The Illicit Trafficking of Sardinian Cultural Property

By Giuditta Giardini, Consultant, Manhattan District Attorney’s Office (New York, N.Y.)

Statue of bronze archer

Sardinian artifacts

Sardinian artifacts are prized around the world, particularly items from the island’s ancient Nuragic civilization. As the archaeologist and politician Giovanni Lilliu once said, “There are more Sardinian Nuragic bronzes abroad than there are in Sardinia itself.”

The majority of bronzes that left the island of Sardinia in the 1980s and 1990s came from illegal excavations. One example is this bronze archer, which seemed unfindable—until it appeared in the 1991 acquisitions bulletin of the Cleveland Museum of Art. An Italian prosecutor found out from the museum that the piece had entered the collection in the late 1960s; it had been illegally excavated sometime before 1960, on the island of Sant’Antioco (off Sardinia), and then illegally exported.

The find in the museum led to years of diatribes and negotiations, pressure on the museum’s director, and the involvement of Ohio’s attorney general. An agreement was finally negotiated through diplomatic channels in 2009 to permit the return of the piece to Sardinia. The archer is now exhibited in the Ferruccio Barreca Archaeological Museum in Sant’Antioco; it stands as an example of cultural diplomacy at its best.


This bronze archer was illegally excavated at Grutti Acqua, a Nuragic complex located on the Sardinian island of Sant’Antioco.

An organizational chart

In 1994, antiquities dealer Antonio Savoca’s residence in Munich, Germany, was raided; precious vases were discovered, along with written records implicating another man in the trafficking of the vases: Pasquale Camera. Camera had been a captain in the Italian financial police, and when he died in a car accident the following year, the police found incriminating documents in his vehicle, as well as photos of looted antiquities. That material led to seventy additional investigations, including a September 1995 search of the Roman apartment of a man named Danilo Zicchi—which turned up a single page, in Camera’s handwriting, of an organizational chart. The chart illustrated the supply chain for looted antiquities, giving an idea of how trafficking worked in Italy in the 1980s and 1990s. Furthermore, it showed that Sardinia was a major source of looted antiquities for the black market.

Italy boasts some of the world’s oldest laws protecting national antiquities. The safeguarding of Italy’s artistic heritage has been a priority of the Italian government ever since the nation’s unification in 1861. Today, Italian patrimony is protected by a 2004 law known as the Code of Cultural Property and Landscape.

This organizational chart served traffickers and later provided key information for the protectors of Italy's cultural heritage. 

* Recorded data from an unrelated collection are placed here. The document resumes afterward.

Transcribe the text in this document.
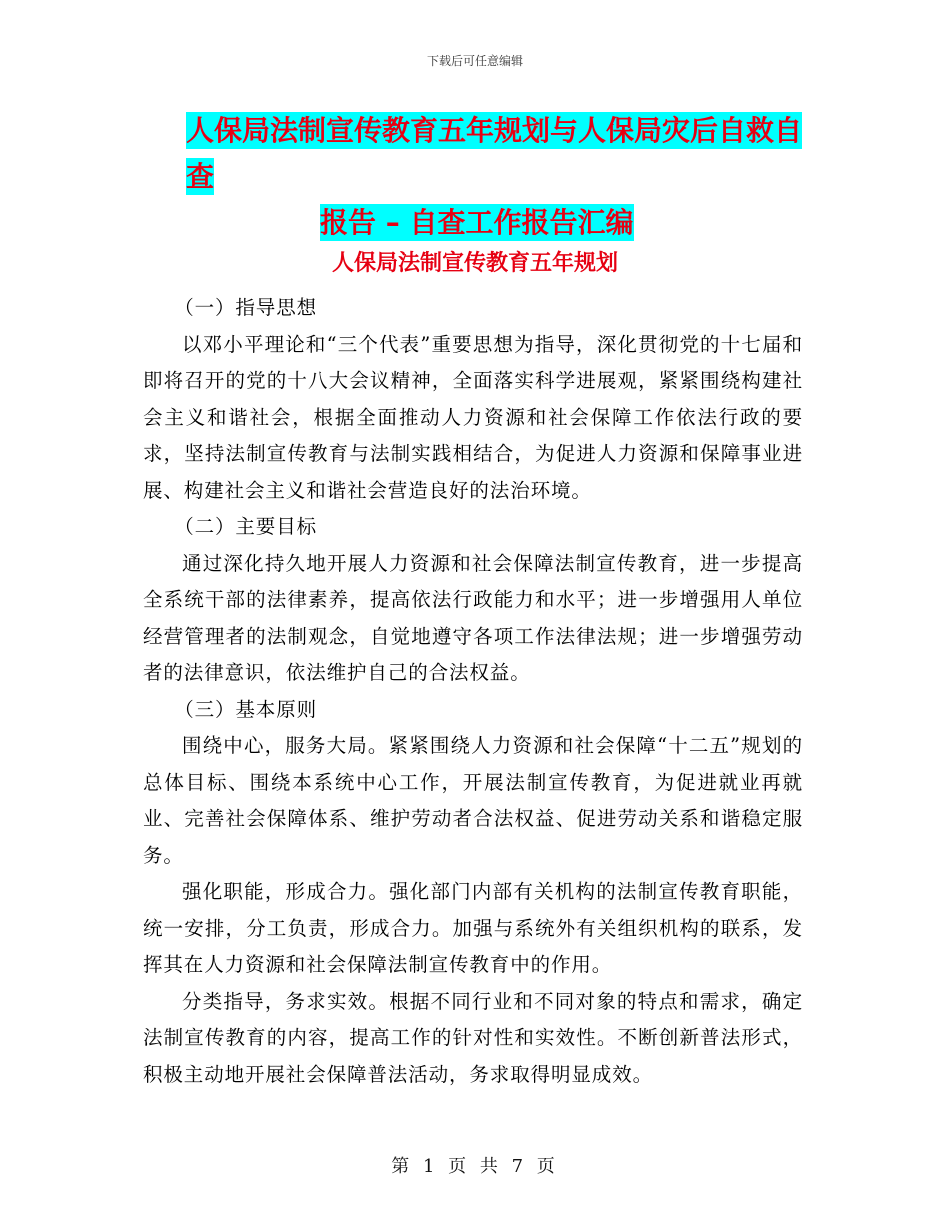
下载后可任意编辑
人保局法制宣传教育五年规划与人保局灾后自救自查
报告 – 自查工作报告汇编
人保局法制宣传教育五年规划

（一）指导思想

以邓小平理论和“三个代表”重要思想为指导，深化贯彻党的十七届和即将召开的党的十八大会议精神，全面落实科学进展观，紧紧围绕构建社会主义和谐社会，根据全面推动人力资源和社会保障工作依法行政的要求，坚持法制宣传教育与法制实践相结合，为促进人力资源和保障事业进展、构建社会主义和谐社会营造良好的法治环境。

（二）主要目标

通过深化持久地开展人力资源和社会保障法制宣传教育，进一步提高全系统干部的法律素养，提高依法行政能力和水平；进一步增强用人单位经营管理者的法制观念，自觉地遵守各项工作法律法规；进一步增强劳动者的法律意识，依法维护自己的合法权益。

（三）基本原则

围绕中心，服务大局。紧紧围绕人力资源和社会保障“十二五”规划的总体目标、围绕本系统中心工作，开展法制宣传教育，为促进就业再就业、完善社会保障体系、维护劳动者合法权益、促进劳动关系和谐稳定服务。

强化职能，形成合力。强化部门内部有关机构的法制宣传教育职能，统一安排，分工负责，形成合力。加强与系统外有关组织机构的联系，发挥其在人力资源和社会保障法制宣传教育中的作用。

分类指导，务求实效。根据不同行业和不同对象的特点和需求，确定法制宣传教育的内容，提高工作的针对性和实效性。不断创新普法形式，积极主动地开展社会保障普法活动，务求取得明显成效。

第 1 页 共 7 页
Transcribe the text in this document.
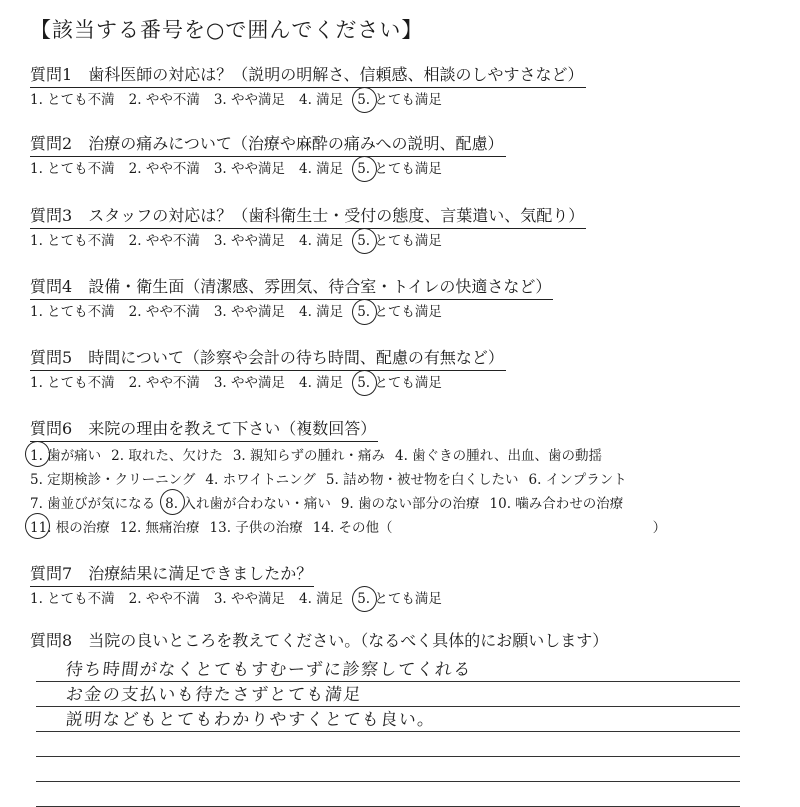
【該当する番号を○で囲んでください】
質問1 歯科医師の対応は？（説明の明解さ、信頼感、相談のしやすさなど）
1. とても不満 2. やや不満 3. やや満足 4. 満足 5. とても満足
質問2 治療の痛みについて（治療や麻酔の痛みへの説明、配慮）
1. とても不満 2. やや不満 3. やや満足 4. 満足 5. とても満足
質問3 スタッフの対応は？（歯科衛生士・受付の態度、言葉遣い、気配り）
1. とても不満 2. やや不満 3. やや満足 4. 満足 5. とても満足
質問4 設備・衛生面（清潔感、雰囲気、待合室・トイレの快適さなど）
1. とても不満 2. やや不満 3. やや満足 4. 満足 5. とても満足
質問5 時間について（診察や会計の待ち時間、配慮の有無など）
1. とても不満 2. やや不満 3. やや満足 4. 満足 5. とても満足
質問6 来院の理由を教えて下さい（複数回答）
1. 歯が痛い 2. 取れた、欠けた 3. 親知らずの腫れ・痛み 4. 歯ぐきの腫れ、出血、歯の動揺
5. 定期検診・クリーニング 4. ホワイトニング 5. 詰め物・被せ物を白くしたい 6. インプラント
7. 歯並びが気になる 8. 入れ歯が合わない・痛い 9. 歯のない部分の治療 10. 噛み合わせの治療
11. 根の治療 12. 無痛治療 13. 子供の治療 14. その他（	）
質問7 治療結果に満足できましたか？
1. とても不満 2. やや不満 3. やや満足 4. 満足 5. とても満足
質問8 当院の良いところを教えてください。（なるべく具体的にお願いします）
待ち時間がなくとてもすむーずに診察してくれる
お金の支払いも待たさずとても満足
説明などもとてもわかりやすくとても良い。
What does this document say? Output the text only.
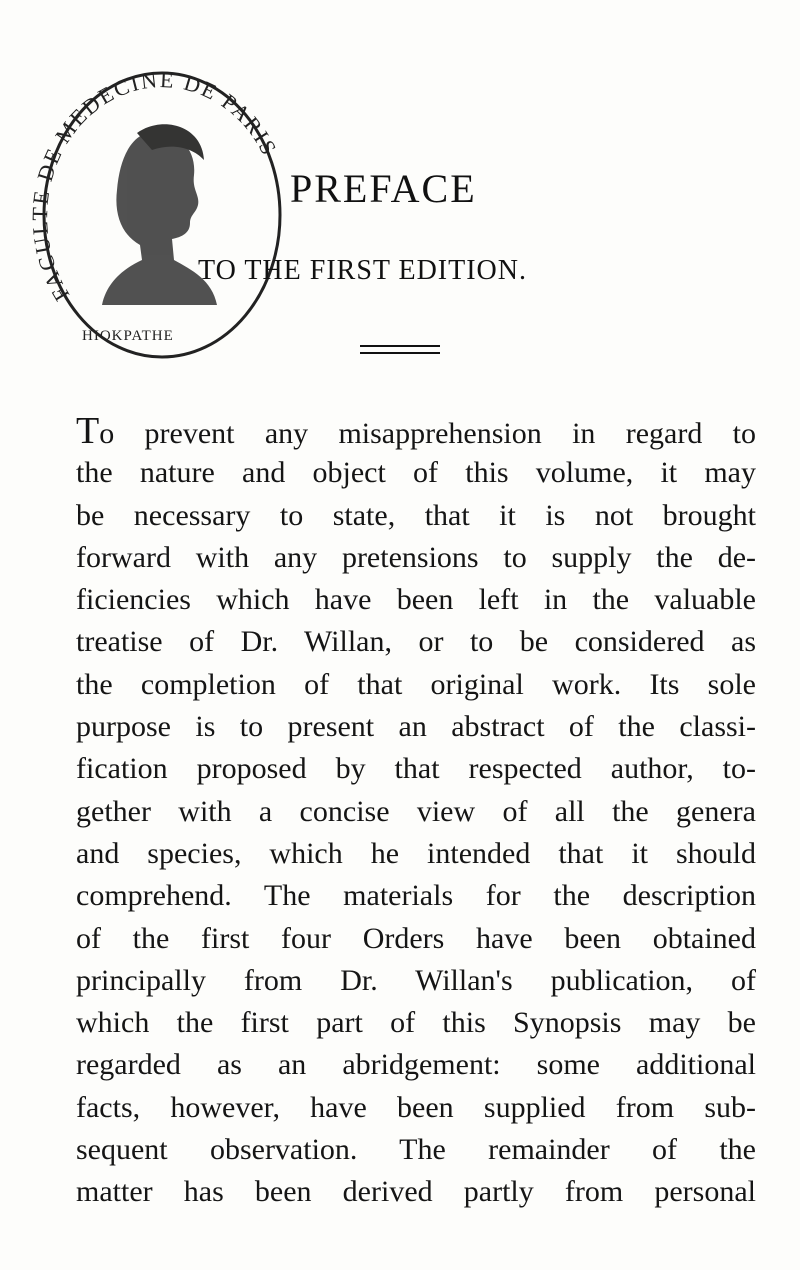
FACULTE DE MEDECINE DE PARIS
HIOKPATHE
PREFACE
TO THE FIRST EDITION.
To prevent any misapprehension in regard to
the nature and object of this volume, it may
be necessary to state, that it is not brought
forward with any pretensions to supply the de-
ficiencies which have been left in the valuable
treatise of Dr. Willan, or to be considered as
the completion of that original work. Its sole
purpose is to present an abstract of the classi-
fication proposed by that respected author, to-
gether with a concise view of all the genera
and species, which he intended that it should
comprehend. The materials for the description
of the first four Orders have been obtained
principally from Dr. Willan's publication, of
which the first part of this Synopsis may be
regarded as an abridgement: some additional
facts, however, have been supplied from sub-
sequent observation. The remainder of the
matter has been derived partly from personal
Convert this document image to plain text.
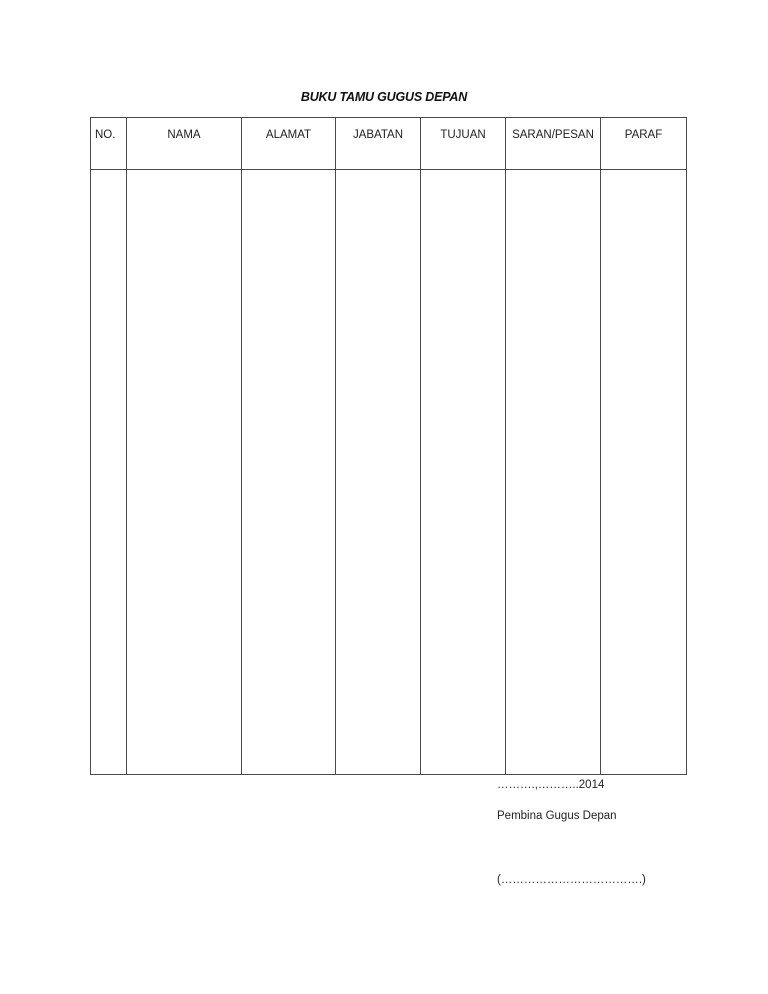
BUKU TAMU GUGUS DEPAN
NO.	NAMA	ALAMAT	JABATAN	TUJUAN	SARAN/PESAN	PARAF

……….,………..2014
Pembina Gugus Depan
(……………………………….)
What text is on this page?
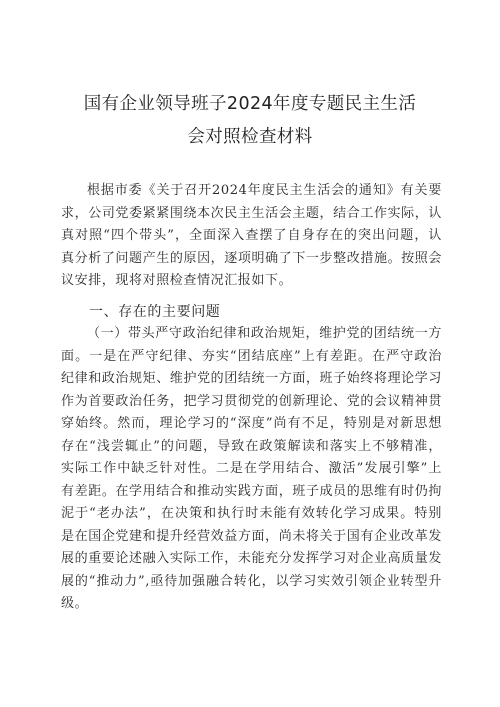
国有企业领导班子2024年度专题民主生活
会对照检查材料
根据市委《关于召开2024年度民主生活会的通知》有关要求，公司党委紧紧围绕本次民主生活会主题，结合工作实际，认真对照“四个带头”，全面深入查摆了自身存在的突出问题，认真分析了问题产生的原因，逐项明确了下一步整改措施。按照会议安排，现将对照检查情况汇报如下。
一、存在的主要问题
（一）带头严守政治纪律和政治规矩，维护党的团结统一方面。一是在严守纪律、夯实“团结底座”上有差距。在严守政治纪律和政治规矩、维护党的团结统一方面，班子始终将理论学习作为首要政治任务，把学习贯彻党的创新理论、党的会议精神贯穿始终。然而，理论学习的“深度”尚有不足，特别是对新思想存在“浅尝辄止”的问题，导致在政策解读和落实上不够精准，实际工作中缺乏针对性。二是在学用结合、激活”发展引擎”上有差距。在学用结合和推动实践方面，班子成员的思维有时仍拘泥于“老办法”，在决策和执行时未能有效转化学习成果。特别是在国企党建和提升经营效益方面，尚未将关于国有企业改革发展的重要论述融入实际工作，未能充分发挥学习对企业高质量发展的“推动力”,亟待加强融合转化，以学习实效引领企业转型升级。
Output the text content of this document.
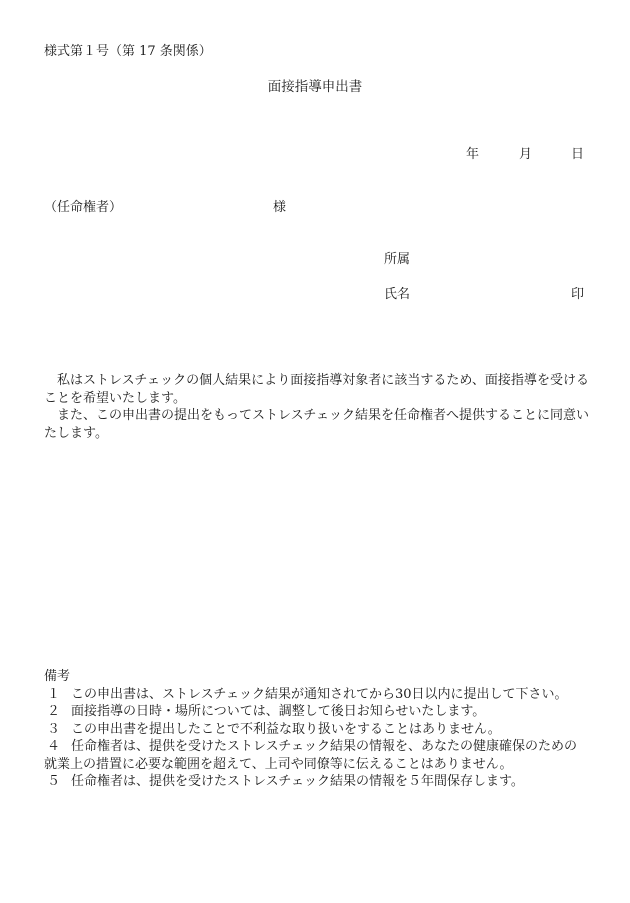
様式第１号（第 17 条関係）
面接指導申出書
年	月	日
（任命権者）	様
所属
氏名	印

私はストレスチェックの個人結果により面接指導対象者に該当するため、面接指導を受けることを希望いたします。

また、この申出書の提出をもってストレスチェック結果を任命権者へ提供することに同意いたします。

備考

１ この申出書は、ストレスチェック結果が通知されてから30日以内に提出して下さい。

２ 面接指導の日時・場所については、調整して後日お知らせいたします。

３ この申出書を提出したことで不利益な取り扱いをすることはありません。

４ 任命権者は、提供を受けたストレスチェック結果の情報を、あなたの健康確保のための就業上の措置に必要な範囲を超えて、上司や同僚等に伝えることはありません。

５ 任命権者は、提供を受けたストレスチェック結果の情報を５年間保存します。
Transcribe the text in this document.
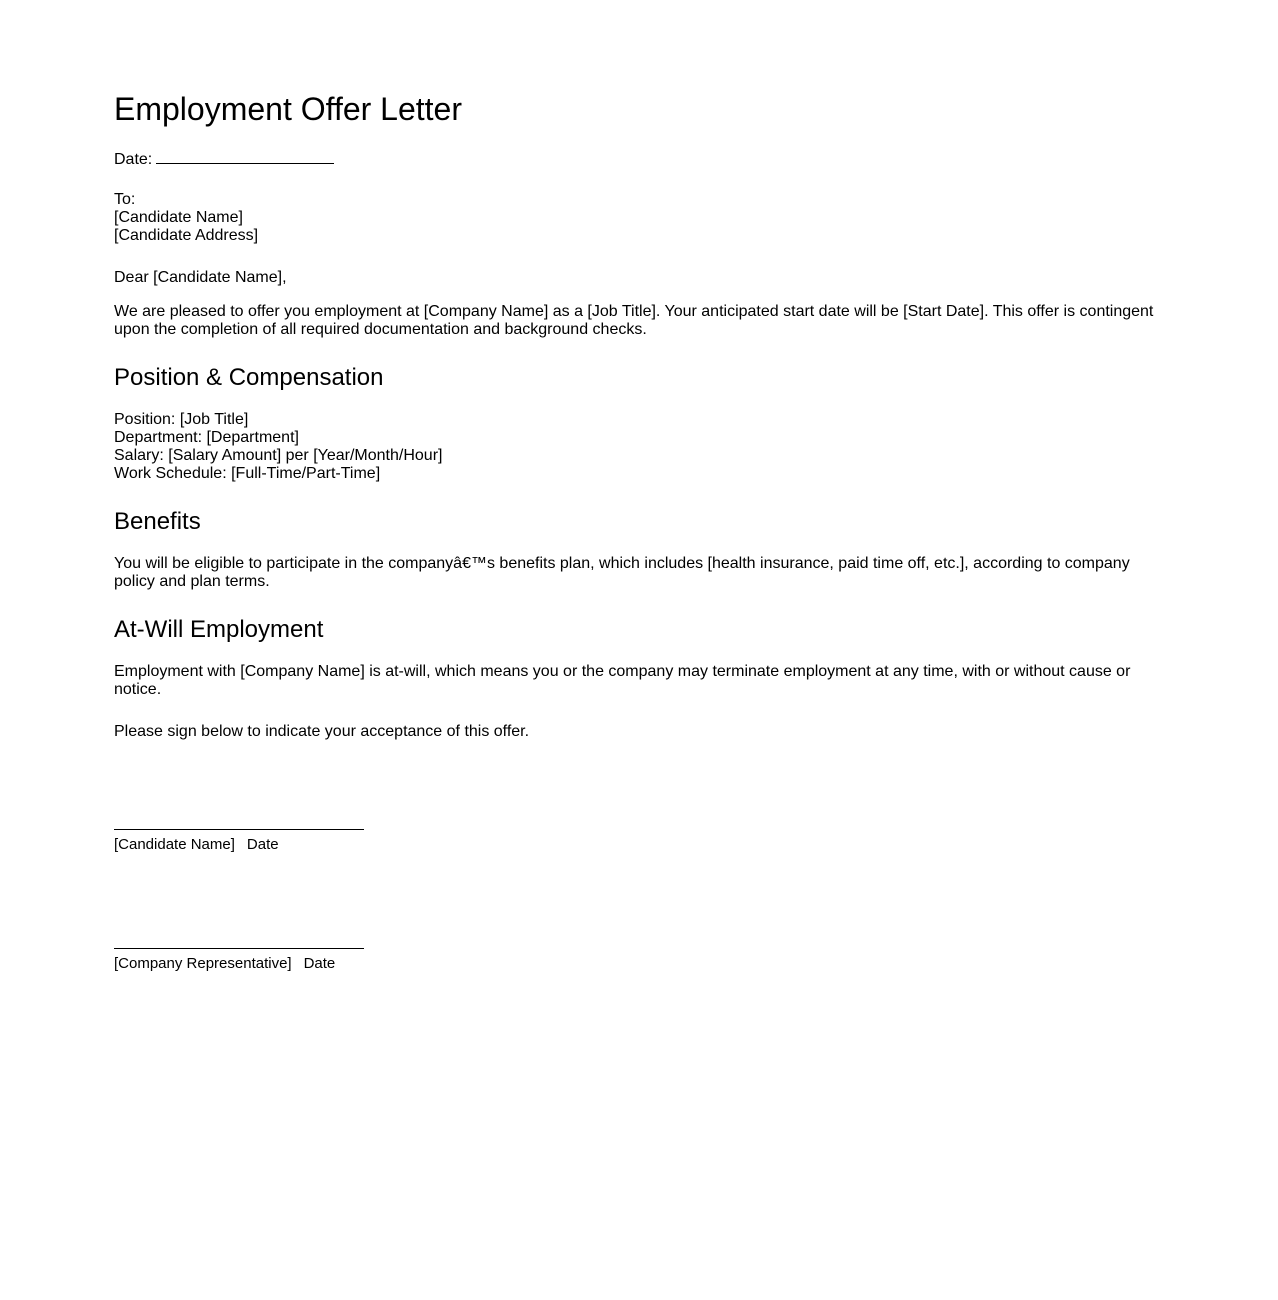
Employment Offer Letter
Date:
To:
[Candidate Name]
[Candidate Address]
Dear [Candidate Name],
We are pleased to offer you employment at [Company Name] as a [Job Title]. Your anticipated start date will be [Start Date]. This offer is contingent
upon the completion of all required documentation and background checks.
Position & Compensation
Position: [Job Title]
Department: [Department]
Salary: [Salary Amount] per [Year/Month/Hour]
Work Schedule: [Full-Time/Part-Time]
Benefits
You will be eligible to participate in the companyâ€™s benefits plan, which includes [health insurance, paid time off, etc.], according to company
policy and plan terms.
At-Will Employment
Employment with [Company Name] is at-will, which means you or the company may terminate employment at any time, with or without cause or
notice.
Please sign below to indicate your acceptance of this offer.
[Candidate Name] Date
[Company Representative] Date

Image: Trafficking Culture
Carthaginian glass head

A Carthaginian glass head

Just recently, in December 2021, the Manhattan District Attorney’s Office returned several items to Italy, among them a Phoenician glass pendant in the shape of a head. This head is now displayed at the headquarters of the art-crimes task force of the police (officially, the Carabinieri Command for the Protection of Cultural Property or Comando Carabinieri per la Tutela del Patrimonio Culturale [TPC]). An antiquities dealer and trafficker based in Rome, Edoardo Almagià, had sold the pendant to the Cleveland Museum of Art around 1993.  


This Carthaginian glass head was held by the Cleveland Museum of Art and is now on exhibit in Rome.

Phoenician glass necklace

A Phoenician necklace

The Phoenician glass pendant above is very similar to the little glass heads, dated 400–300 BCE, that decorate this Phoenician necklace found in 1937 during the excavation of the necropolis of Funtana Noa near present-day Olbia, on the northeastern coast of Sardinia.

This Phoenician glass necklace was found in Sardinia.